購入者の送料負担を0円とする送料無料ラインを全店舗(一部除く)共通の3980円以上に設定する施策について三木谷社長は、「(この施策を)やらなければこれ以上の成長は難しい。前向きに捉えていただき一緒に成長していきたい。なにがなんでも成功させたい」と説明し、3月18日のスタートを断言。そして、約4000社の出店者にこう語りかけた。

(顧客ロイヤルティを測る指標である)NPSがAmazonに肉薄してきた。負けている理由は送料。送料であきらめてしまうユーザーが7割近くにのぼる。「楽天市場」に送料無料ラインが統一していれば購入をあきらめるユーザーが減る。(お客さまは)日本の店舗だったら応援してくれる。

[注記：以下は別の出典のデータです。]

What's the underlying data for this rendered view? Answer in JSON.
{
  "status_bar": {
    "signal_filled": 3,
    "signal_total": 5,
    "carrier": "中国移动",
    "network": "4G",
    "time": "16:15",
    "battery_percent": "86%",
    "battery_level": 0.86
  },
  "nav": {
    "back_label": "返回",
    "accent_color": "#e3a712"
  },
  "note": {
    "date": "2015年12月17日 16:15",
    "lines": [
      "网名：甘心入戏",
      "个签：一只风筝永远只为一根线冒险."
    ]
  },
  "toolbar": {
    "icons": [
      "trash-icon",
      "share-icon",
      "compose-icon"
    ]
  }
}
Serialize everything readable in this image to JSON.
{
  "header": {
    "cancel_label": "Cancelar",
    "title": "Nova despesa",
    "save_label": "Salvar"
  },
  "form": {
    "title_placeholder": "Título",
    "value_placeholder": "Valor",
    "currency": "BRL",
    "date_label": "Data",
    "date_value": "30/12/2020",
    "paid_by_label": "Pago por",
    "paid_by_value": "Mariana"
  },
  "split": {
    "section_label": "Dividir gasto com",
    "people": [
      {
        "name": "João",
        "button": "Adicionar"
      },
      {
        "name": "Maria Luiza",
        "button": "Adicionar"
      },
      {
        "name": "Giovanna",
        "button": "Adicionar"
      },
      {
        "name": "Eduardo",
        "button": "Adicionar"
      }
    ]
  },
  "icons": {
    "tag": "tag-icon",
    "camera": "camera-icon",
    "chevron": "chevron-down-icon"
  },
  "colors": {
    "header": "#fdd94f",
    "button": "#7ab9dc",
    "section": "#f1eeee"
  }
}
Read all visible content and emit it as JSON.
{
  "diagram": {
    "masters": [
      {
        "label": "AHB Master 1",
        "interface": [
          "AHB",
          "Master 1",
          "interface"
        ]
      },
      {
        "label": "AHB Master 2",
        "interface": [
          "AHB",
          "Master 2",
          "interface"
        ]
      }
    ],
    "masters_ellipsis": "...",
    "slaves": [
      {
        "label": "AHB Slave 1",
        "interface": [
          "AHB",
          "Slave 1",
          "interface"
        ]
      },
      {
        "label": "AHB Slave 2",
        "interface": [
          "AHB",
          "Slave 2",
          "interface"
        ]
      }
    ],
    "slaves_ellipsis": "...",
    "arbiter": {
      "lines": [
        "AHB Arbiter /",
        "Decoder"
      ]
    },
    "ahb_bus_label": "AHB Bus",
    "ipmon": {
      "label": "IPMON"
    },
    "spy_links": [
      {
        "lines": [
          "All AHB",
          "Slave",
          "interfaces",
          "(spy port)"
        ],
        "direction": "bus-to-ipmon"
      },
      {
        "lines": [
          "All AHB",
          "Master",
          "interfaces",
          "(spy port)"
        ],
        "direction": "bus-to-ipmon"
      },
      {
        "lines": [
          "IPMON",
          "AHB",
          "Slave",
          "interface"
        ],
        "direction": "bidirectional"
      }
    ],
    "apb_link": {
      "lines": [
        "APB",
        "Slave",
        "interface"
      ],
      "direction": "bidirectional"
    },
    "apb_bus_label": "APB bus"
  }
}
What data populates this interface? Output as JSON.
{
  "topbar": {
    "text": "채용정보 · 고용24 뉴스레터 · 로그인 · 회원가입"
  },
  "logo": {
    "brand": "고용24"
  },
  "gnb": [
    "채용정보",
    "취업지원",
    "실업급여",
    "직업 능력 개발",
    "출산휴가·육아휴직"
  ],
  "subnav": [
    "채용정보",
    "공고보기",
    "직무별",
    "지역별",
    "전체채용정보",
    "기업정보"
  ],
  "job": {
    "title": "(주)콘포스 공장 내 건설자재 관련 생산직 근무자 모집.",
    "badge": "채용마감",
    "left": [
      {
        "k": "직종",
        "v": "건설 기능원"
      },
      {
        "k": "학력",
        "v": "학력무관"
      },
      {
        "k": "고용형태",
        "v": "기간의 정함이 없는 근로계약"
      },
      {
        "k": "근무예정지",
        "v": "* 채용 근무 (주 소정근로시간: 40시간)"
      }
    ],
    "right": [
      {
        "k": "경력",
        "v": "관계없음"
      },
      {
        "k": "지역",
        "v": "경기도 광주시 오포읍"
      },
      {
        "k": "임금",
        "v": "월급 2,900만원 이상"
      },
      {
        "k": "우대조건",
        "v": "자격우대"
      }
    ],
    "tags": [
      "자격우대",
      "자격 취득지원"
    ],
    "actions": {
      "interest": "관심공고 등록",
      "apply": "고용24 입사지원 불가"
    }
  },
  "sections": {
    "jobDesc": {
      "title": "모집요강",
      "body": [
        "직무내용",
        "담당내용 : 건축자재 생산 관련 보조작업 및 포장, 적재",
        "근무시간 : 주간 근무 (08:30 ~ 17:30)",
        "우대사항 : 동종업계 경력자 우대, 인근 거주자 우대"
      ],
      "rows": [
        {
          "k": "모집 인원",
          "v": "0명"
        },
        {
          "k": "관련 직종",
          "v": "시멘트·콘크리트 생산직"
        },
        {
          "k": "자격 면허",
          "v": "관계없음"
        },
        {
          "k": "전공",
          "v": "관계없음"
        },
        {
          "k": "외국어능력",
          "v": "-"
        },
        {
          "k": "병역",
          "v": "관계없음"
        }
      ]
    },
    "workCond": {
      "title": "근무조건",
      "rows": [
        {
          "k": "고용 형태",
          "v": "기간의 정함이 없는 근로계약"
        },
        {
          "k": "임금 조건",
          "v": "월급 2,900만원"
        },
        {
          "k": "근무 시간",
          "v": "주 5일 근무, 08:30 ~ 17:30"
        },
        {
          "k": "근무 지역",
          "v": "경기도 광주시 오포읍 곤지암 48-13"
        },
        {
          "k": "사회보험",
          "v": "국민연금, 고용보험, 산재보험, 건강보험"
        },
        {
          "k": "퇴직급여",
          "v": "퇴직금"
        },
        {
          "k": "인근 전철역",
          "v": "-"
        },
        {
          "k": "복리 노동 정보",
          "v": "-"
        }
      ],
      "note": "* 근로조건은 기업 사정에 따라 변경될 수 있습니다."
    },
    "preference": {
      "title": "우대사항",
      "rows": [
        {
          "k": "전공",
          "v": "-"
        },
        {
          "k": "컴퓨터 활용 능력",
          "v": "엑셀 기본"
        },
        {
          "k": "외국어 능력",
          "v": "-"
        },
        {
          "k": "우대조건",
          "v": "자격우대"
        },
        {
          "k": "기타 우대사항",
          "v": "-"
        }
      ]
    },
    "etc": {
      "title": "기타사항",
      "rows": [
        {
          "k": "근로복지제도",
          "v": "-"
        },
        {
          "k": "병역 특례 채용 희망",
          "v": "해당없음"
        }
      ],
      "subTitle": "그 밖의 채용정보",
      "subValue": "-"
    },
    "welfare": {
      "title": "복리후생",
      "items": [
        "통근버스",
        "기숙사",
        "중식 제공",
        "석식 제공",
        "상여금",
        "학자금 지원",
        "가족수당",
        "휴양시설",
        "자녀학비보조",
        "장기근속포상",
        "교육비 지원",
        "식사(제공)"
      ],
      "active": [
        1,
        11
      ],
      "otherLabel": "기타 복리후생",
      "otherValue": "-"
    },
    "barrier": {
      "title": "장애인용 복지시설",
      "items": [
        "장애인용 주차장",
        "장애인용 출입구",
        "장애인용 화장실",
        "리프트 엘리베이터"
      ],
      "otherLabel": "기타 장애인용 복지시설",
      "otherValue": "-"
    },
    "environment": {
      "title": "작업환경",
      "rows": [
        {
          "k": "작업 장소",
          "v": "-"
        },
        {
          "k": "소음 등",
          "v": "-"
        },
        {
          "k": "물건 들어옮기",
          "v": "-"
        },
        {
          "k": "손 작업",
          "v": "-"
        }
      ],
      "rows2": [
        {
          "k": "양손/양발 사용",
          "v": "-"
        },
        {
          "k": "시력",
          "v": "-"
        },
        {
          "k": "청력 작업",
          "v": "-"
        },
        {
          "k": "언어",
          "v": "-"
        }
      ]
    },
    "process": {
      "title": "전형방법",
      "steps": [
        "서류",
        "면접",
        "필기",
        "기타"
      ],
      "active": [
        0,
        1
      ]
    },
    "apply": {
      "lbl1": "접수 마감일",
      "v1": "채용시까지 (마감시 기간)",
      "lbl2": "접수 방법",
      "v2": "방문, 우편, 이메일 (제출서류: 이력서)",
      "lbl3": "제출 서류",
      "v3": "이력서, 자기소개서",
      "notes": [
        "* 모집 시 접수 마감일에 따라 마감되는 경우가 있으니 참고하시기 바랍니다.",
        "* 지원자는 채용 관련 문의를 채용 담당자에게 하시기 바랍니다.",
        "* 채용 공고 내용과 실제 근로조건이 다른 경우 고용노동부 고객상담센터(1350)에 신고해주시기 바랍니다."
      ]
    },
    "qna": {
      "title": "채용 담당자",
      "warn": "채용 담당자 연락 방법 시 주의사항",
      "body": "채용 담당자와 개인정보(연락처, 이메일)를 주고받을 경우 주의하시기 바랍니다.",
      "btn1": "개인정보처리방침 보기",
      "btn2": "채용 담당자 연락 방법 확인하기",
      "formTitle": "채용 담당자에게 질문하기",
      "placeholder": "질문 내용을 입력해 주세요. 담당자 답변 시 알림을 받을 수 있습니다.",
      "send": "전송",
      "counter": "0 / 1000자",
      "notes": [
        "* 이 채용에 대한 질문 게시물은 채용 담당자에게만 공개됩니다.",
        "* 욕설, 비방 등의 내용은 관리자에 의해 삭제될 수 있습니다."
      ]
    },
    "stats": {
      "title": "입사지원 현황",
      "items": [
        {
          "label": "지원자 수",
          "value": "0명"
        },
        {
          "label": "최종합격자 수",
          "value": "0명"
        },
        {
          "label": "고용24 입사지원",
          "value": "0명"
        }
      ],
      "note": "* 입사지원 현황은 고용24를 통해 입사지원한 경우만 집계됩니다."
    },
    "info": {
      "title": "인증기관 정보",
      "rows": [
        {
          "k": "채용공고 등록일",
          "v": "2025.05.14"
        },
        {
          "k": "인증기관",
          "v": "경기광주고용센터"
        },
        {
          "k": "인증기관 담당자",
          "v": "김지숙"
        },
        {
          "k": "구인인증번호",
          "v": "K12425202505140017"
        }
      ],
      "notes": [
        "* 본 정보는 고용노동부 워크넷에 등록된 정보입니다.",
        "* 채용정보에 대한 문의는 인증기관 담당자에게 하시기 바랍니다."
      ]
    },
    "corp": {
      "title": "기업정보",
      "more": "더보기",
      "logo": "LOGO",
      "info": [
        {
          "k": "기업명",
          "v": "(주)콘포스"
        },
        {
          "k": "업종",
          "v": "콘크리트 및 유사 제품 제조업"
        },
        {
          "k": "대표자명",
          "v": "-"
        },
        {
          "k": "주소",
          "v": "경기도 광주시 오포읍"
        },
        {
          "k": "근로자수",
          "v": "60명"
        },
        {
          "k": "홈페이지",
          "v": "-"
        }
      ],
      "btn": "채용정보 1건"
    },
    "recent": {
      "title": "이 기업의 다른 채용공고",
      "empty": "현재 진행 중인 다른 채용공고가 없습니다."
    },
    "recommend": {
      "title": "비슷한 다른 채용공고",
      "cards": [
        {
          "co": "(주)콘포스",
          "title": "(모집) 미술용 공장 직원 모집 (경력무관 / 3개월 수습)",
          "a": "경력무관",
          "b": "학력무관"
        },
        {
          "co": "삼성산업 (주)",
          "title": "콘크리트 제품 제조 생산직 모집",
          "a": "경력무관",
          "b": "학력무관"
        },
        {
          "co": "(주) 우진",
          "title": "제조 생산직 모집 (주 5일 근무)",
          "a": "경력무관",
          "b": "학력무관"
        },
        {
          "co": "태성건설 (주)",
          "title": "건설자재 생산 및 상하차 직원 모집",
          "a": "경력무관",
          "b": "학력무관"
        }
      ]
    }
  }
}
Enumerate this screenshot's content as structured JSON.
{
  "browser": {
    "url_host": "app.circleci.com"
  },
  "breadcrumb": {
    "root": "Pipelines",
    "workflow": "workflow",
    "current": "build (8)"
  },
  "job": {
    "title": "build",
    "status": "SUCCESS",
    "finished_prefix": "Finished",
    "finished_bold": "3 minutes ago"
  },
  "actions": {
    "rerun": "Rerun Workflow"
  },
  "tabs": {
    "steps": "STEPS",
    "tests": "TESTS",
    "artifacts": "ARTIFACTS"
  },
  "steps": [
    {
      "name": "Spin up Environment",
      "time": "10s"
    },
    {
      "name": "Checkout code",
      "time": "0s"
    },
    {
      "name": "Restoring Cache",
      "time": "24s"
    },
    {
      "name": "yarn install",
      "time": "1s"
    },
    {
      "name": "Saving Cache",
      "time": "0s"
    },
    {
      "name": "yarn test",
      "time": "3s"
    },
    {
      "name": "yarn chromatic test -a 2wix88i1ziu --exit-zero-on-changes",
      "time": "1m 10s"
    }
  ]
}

5万店舗が多様性をキープし、安心・安全を維持しながら、買いやすいサイトを作る。そうしなければ「楽天市場」の持続的な成長はできない。送料無料ラインの変更は大変だということは理解している。

楽天 共通の送料無料ライン導入によって期待する効果
共通の送料無料ライン導入によって期待する効果

全店舗共通の送料無料ラインを導入するのは、楽天ユーザーからあがっている「送料がわかりにくい」といった課題を解決するのが目的。施策の導入によって購買頻度の増加、新規ユーザーの拡大によって、「流通総額は1割以上あがると確信を得ている」(三木谷社長)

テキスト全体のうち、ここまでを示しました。